Published on September 13, 2007
The havoc wreaked by cheap credit has made sovereign debts the most sensible alternative, Robert Kessler, founder and CEO of Denver, Colorado-based Kessler Cos, said yesterday.
With US household debt at an unprecedented high - hovering at about 25 per cent of disposable income - and the Federal Reserve likely to cut interest rates successively in the next two or three years - sovereign debts, particularly two-year US treasury notes, can yield as much as 33.8 per cent cumulative or 15.7 per cent annualised, he said.
Yet traditionally, the treasury notes have a somewhat-conservative reputation - a traditional investment where investors park their money when the stock markets are not performing, said Sanit Sirikolkarn at Goldman Sachs.
But by trading these treasury notes, investors can turn crisis into an opportunity, he said. Yet the two-year notes have been among the worst performers.

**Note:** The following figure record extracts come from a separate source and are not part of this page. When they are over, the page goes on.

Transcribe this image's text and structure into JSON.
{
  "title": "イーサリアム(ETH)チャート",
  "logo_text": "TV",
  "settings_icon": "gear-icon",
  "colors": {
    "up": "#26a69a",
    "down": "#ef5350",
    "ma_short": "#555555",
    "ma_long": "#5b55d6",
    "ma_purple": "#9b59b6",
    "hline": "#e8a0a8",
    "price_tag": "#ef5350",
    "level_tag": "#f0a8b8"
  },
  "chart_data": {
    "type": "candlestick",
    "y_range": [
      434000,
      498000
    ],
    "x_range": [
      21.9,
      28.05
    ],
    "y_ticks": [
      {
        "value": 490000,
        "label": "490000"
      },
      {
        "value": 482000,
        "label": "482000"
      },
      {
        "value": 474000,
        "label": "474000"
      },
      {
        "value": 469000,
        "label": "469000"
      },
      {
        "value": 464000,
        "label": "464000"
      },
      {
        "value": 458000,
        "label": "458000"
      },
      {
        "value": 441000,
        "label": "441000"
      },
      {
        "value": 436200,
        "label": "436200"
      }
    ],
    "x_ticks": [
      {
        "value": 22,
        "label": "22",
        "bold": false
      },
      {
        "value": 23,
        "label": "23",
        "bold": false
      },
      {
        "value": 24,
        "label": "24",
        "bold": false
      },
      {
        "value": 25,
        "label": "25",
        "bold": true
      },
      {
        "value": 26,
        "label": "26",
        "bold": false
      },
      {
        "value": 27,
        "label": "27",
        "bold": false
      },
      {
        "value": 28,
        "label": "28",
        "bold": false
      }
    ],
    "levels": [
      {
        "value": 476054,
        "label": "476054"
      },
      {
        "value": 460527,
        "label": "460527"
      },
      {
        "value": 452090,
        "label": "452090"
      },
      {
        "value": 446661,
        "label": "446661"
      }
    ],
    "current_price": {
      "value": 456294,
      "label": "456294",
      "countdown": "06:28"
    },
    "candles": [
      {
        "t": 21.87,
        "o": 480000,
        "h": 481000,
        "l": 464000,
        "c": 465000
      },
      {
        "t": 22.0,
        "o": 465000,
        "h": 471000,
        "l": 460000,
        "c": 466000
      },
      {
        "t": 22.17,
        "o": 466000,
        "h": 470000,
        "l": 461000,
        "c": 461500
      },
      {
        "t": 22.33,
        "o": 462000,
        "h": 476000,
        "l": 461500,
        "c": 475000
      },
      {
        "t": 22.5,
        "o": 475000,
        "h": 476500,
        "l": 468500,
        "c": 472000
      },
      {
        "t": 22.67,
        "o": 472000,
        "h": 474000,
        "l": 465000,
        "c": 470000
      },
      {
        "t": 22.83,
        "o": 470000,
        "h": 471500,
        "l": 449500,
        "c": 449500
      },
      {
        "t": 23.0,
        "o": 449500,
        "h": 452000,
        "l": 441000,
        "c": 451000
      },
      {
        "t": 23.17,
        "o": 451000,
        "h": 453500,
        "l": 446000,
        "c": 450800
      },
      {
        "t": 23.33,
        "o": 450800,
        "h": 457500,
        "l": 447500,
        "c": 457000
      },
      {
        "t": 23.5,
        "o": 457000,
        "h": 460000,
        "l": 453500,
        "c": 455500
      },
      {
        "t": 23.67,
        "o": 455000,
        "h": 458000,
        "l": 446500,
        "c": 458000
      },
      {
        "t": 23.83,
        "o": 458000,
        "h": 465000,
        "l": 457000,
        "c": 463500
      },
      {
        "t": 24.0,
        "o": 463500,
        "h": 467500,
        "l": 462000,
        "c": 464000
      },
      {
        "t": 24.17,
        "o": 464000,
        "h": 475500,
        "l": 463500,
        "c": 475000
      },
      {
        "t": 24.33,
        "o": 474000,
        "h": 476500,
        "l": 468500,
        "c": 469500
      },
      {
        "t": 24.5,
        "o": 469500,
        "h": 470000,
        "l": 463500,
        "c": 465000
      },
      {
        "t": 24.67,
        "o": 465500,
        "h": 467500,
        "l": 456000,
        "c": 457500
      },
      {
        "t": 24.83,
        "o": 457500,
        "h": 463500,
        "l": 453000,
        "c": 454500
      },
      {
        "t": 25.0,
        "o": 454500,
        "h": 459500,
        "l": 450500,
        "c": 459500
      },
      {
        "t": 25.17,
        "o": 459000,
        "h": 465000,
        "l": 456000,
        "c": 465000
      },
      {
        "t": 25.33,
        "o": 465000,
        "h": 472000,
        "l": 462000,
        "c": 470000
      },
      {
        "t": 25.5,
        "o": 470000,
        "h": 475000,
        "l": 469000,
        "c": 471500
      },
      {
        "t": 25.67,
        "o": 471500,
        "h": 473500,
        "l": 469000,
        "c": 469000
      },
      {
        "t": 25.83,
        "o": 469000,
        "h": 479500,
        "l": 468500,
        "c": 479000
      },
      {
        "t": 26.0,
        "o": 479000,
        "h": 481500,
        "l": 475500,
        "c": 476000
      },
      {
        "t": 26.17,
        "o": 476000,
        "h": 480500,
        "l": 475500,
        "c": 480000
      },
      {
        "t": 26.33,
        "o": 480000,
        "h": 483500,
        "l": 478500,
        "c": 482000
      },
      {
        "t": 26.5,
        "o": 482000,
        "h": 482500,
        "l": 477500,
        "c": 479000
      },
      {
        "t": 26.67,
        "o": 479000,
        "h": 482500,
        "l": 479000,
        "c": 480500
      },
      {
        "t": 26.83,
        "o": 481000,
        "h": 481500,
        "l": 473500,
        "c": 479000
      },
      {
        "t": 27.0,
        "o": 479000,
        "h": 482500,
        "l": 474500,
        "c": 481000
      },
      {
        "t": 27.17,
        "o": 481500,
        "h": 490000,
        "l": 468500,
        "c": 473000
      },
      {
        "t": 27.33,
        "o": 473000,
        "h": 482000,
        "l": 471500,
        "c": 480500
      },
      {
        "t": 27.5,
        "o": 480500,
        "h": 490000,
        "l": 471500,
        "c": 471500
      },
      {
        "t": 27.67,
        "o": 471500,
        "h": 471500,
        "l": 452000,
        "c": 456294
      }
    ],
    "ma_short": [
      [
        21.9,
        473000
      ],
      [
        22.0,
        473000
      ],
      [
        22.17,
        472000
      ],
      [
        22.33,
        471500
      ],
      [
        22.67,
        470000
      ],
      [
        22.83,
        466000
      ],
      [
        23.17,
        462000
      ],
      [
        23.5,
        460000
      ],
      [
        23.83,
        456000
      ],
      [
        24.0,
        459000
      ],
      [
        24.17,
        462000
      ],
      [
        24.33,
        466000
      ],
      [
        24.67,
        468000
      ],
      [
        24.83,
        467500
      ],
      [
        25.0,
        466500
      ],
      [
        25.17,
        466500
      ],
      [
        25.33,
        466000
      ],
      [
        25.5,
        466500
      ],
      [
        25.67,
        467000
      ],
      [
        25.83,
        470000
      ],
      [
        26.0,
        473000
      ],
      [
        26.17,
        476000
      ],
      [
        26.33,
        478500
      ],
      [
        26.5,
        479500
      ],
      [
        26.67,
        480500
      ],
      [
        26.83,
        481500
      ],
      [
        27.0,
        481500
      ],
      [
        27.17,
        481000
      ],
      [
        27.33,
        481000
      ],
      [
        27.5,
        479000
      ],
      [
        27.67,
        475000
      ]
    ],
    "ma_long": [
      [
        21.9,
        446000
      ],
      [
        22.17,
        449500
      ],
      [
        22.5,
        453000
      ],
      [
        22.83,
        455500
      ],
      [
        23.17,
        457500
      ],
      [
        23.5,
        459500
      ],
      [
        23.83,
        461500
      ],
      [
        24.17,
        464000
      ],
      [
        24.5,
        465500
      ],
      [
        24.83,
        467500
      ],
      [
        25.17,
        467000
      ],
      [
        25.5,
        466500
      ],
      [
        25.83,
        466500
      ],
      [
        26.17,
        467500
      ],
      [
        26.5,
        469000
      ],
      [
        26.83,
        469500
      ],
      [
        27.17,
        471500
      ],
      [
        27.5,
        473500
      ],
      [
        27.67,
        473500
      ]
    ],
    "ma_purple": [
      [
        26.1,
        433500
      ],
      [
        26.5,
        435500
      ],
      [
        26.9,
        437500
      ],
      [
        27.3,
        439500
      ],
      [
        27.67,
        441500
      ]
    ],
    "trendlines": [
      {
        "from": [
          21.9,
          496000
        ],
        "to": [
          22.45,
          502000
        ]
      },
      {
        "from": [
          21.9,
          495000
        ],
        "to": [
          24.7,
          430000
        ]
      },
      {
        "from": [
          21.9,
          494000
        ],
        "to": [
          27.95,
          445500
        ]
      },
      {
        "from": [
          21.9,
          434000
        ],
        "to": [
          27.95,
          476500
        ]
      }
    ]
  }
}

But Kessler, whose company deals exclusively in bond investment, said that by borrowing to buy maybe four of the five treasury notes, investors, having taken in the cost of borrowing, could offset the initial negative carry trade, betting on rate cuts.
Kessler is optimistic the Federal Reserve's rate cuts will inversely benefit his treasury-note yields.
He says his company netted a 63.4-per-cent cumulative or 17.8-per-cent annualised return on the back of the dot.com boom.
The sub-prime collateralised debt obligations, or what Kessler refers to as "crazy papers", have triggered a gross rise in prices, indicative of the peak of the business cycle and the ensuing collapse.
Bad news for stocks lead to interest rate cuts, which is good news for treasury-bond holders.
Sovereign debts offer a combination of liquidity, quantifiable risk, a lack of credit risk and, more importantly, transparency, Kessler said.
Individual investors cannot buy US treasury bills directly, he said.
But Krung Thai Asset Management's Teerapan Jittalarn hinted of the possibility of such products being offered to Thai investors.
In 1994, Kessler, then a principal with Citadel Funding Corp, was fined US$25,000 by the National Association of Securities Dealers - the self-regulatory organisation of the Nasdaq Stock Exchange - for allegedly failing to account accurately for certain highly leveraged lending and borrowing transactions that it engaged in to finance operations valued at $900 million.